Not long ago, I realized that it had been exactly 49 years since the day I first became a Christian, as a teenager walking for the first time onto the sprawling campus of the University of California at Berkeley. I was sitting on a bench, feeling a little lost and trying to collect myself. Two clean cut young men approached me with a tract, shared the gospel with me, and asked me if I wanted to receive Jesus. I prayed the prayer, even though I really had no idea what I was doing.
Now, I think to myself: Dude, after almost 50 years, shouldn’t you be just a little further along than you are?
Part of it has to do with a spiritual version of what researchers call social comparison: we look around at other people and judge our own standing and fitness by what we see. On the one hand, I’ll confess that although people might never actually see it on my face, I am perfectly capable of harboring arrogant thoughts toward others, like the ever-popular, You just don’t get it, do you?
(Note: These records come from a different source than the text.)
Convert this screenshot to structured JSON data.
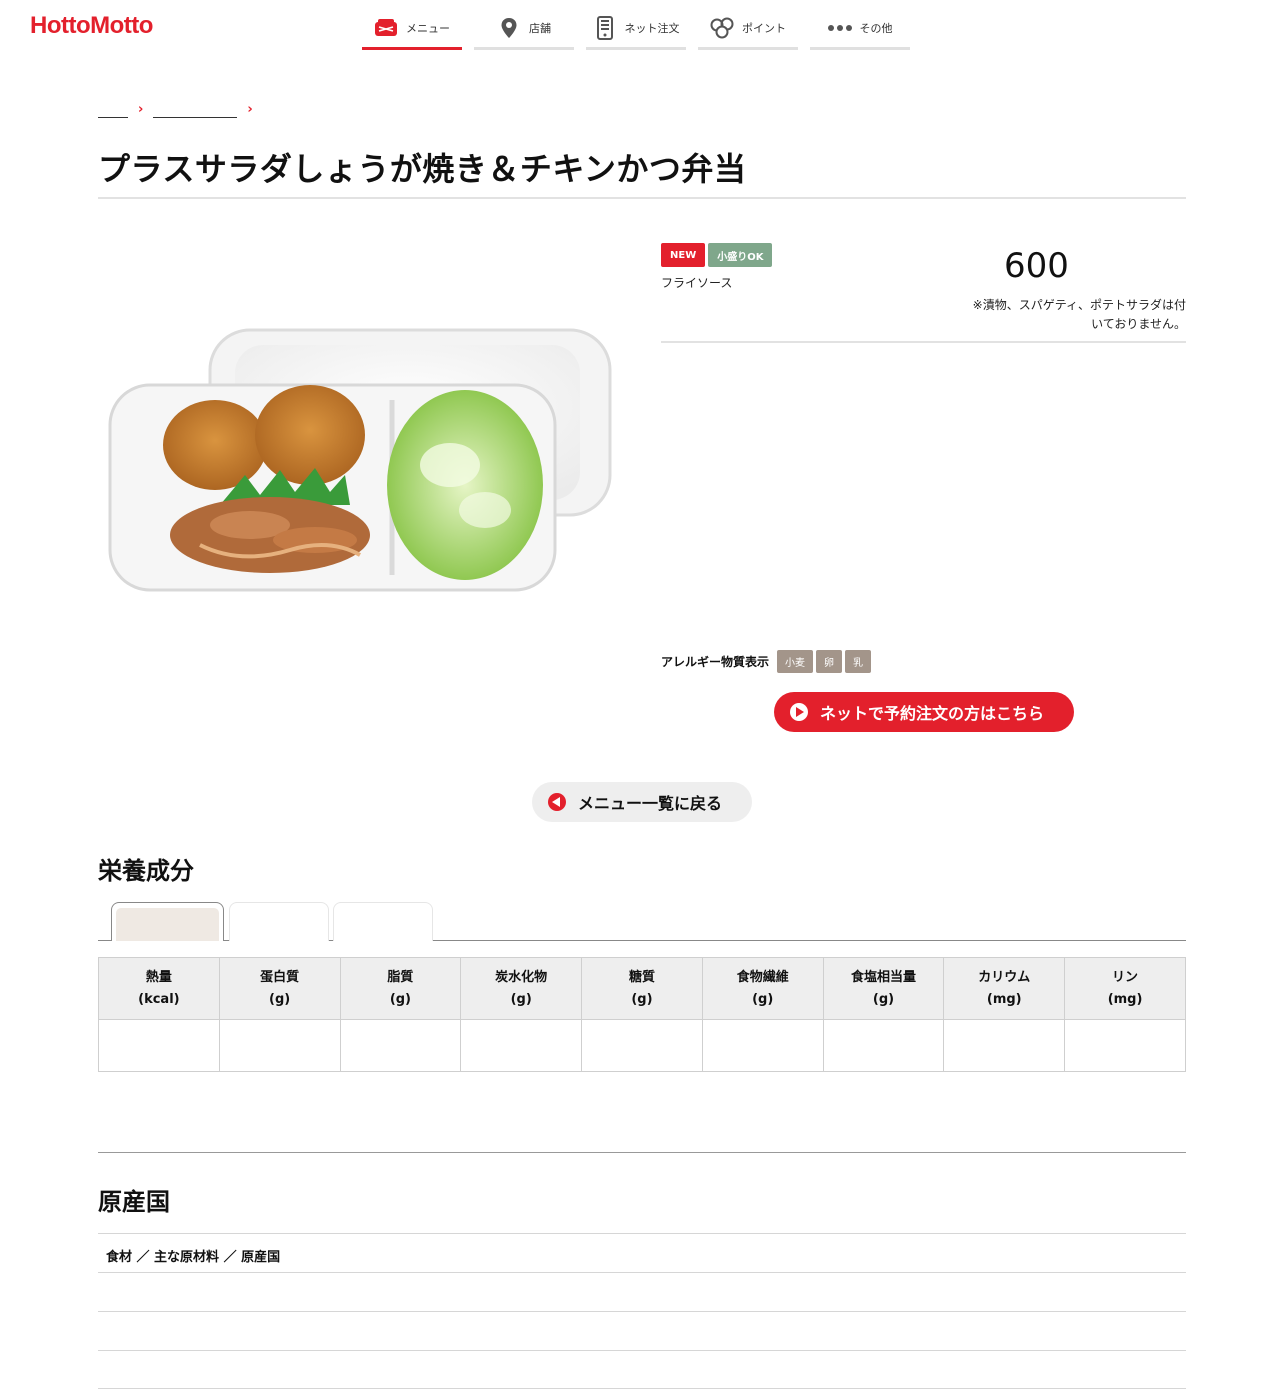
{
  "header": {
    "logo": "HottoMotto",
    "nav": [
      {
        "label": "メニュー",
        "icon": "bento-icon"
      },
      {
        "label": "店舗",
        "icon": "map-pin-icon"
      },
      {
        "label": "ネット注文",
        "icon": "phone-icon"
      },
      {
        "label": "ポイント",
        "icon": "coins-icon"
      },
      {
        "label": "その他",
        "icon": "more-dots-icon"
      }
    ],
    "active_nav": "メニュー"
  },
  "breadcrumb": {
    "items": [
      "",
      ""
    ],
    "separator": "›"
  },
  "product": {
    "title": "プラスサラダしょうが焼き＆チキンかつ弁当",
    "badges": [
      "NEW",
      "小盛りOK"
    ],
    "sauce": "フライソース",
    "price": "600",
    "note": "※漬物、スパゲティ、ポテトサラダは付いておりません。",
    "allergy_label": "アレルギー物質表示",
    "allergens": [
      "小麦",
      "卵",
      "乳"
    ],
    "order_button": "ネットで予約注文の方はこちら",
    "back_button": "メニュー一覧に戻る"
  },
  "nutrition": {
    "title": "栄養成分",
    "tabs": [
      "",
      "",
      ""
    ],
    "columns": [
      {
        "name": "熱量",
        "unit": "(kcal)"
      },
      {
        "name": "蛋白質",
        "unit": "(g)"
      },
      {
        "name": "脂質",
        "unit": "(g)"
      },
      {
        "name": "炭水化物",
        "unit": "(g)"
      },
      {
        "name": "糖質",
        "unit": "(g)"
      },
      {
        "name": "食物繊維",
        "unit": "(g)"
      },
      {
        "name": "食塩相当量",
        "unit": "(g)"
      },
      {
        "name": "カリウム",
        "unit": "(mg)"
      },
      {
        "name": "リン",
        "unit": "(mg)"
      }
    ],
    "values": [
      "",
      "",
      "",
      "",
      "",
      "",
      "",
      "",
      ""
    ]
  },
  "origin": {
    "title": "原産国",
    "header": "食材 ／ 主な原材料 ／ 原産国",
    "rows": [
      "",
      "",
      ""
    ]
  },
  "colors": {
    "brand": "#e3202c",
    "badge_green": "#7fa78b",
    "allergen": "#a3958a"
  }
}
On the other hand, I can also envy what I see it others: They seem to be so compassionate. They are so dedicated to prayer. They seem to have such a beautiful relationship with God. They love Scripture so much. They’re so committed to the church. They’ve done such amazing missionary or evangelistic work. The name of Jesus comes so easily to their lips — and without a hint of falseness. Why am I not like that?
Then I imagine the teenage boy that I was, sitting on that bench, hearing the gospel. If they had told me where I would be and what I would be doing nearly 50 years later, would I have believed them?
Honestly, there are days in which I step back from the all-consuming busyness, stop fretting about all the things I have to do, and marvel that I get to do it. Who, me? Why has God given me the opportunities that he has? What have I done to deserve it?
Well, nothing, really.
I still struggle to embrace what I try to teach my students: It’s (not) about you. Some people say, “It’s not about you” as a way of saying, “It’s all about God.” And they’re right, to an extent. But I want to qualify that a bit, hence the parentheses. Let me explain.
First: It’s not about you. I know full well that this side of the resurrection, I will never reach any kind of pinnacle of maturity. I still get twinges of impostor syndrome, wondering when someone’s going to point at me and say, “Wait! He doesn’t belong here! He’s not qualified!” For years, as a young professor, I would obsessively over-prepare for lectures, hoping to stave off the questions I couldn’t answer. Now (as an old professor?), I’m more relaxed, and less likely to feel like I have something to prove. But that feeling of impostor syndrome never completely goes away.
But I’m not in denial about how I believe God has used me for the good. I hope that doesn’t sound egotistical. What I mean is that I know people have been helped by things I’ve written, or preached, or taught — and that it’s about God and not me. As my wife told me this morning, “When you get going, things will sometimes come out of your mouth that are from God.” She’s right. I will say things that I didn’t plan to say, and somewhere in the midst of the failed one-liners is the occasional God moment, the moments of pure grace where some new light unexpectedly dawns. Those aren’t from me.
And yet, second: It is about you. Even unscripted God moments require a mouth to be delivered, and that mouth is attached to a body that has to be obediently brought to the right place, even if by rote. God has gifted each of us in some way for his service, not because we deserve it, not because we’re the cream of the crop, not because we’re flawless. We are broken and messy. And…we are loved and chosen.
We may not know why God has put us in particular places of service, whether those roles and relationships are formal or informal. And we may not think we have much to offer, in ourselves. But we still must choose to show up, to be present, to be obedient, to bring the best of what it is in our power to bring. It’s all about what God will do with what we have. But it’s also about us — because that’s how God chooses to work, involving us in his purposes.
Third and finally: It’s about you, plural, or if you like, about us. The Christian story is not about rugged individuals pursuing heroic quests, but about communities together being the body of Christ. My gifts are not your gifts, but all our gifts are needed.
Social comparison tends to be too narrowly focused on few things that might make me feel better about myself. But the biblical perspective is that the body has many parts which perform different roles and functions. True, in the eyes of our surrounding culture, some roles may be showier or more glamorous (like the so-called “platform ministry”). But in God’s eyes, the holistic health of the body depends on all parts… well, doing their part. We may envy what we see in others. But is that because we desire what’s good and right, or because we haven’t made peace with the part we have been given to play?
There’s work of all kinds to be done for the kingdom, and God calls.
Who, me? Yes, you. Show up, bring your best, and trust God.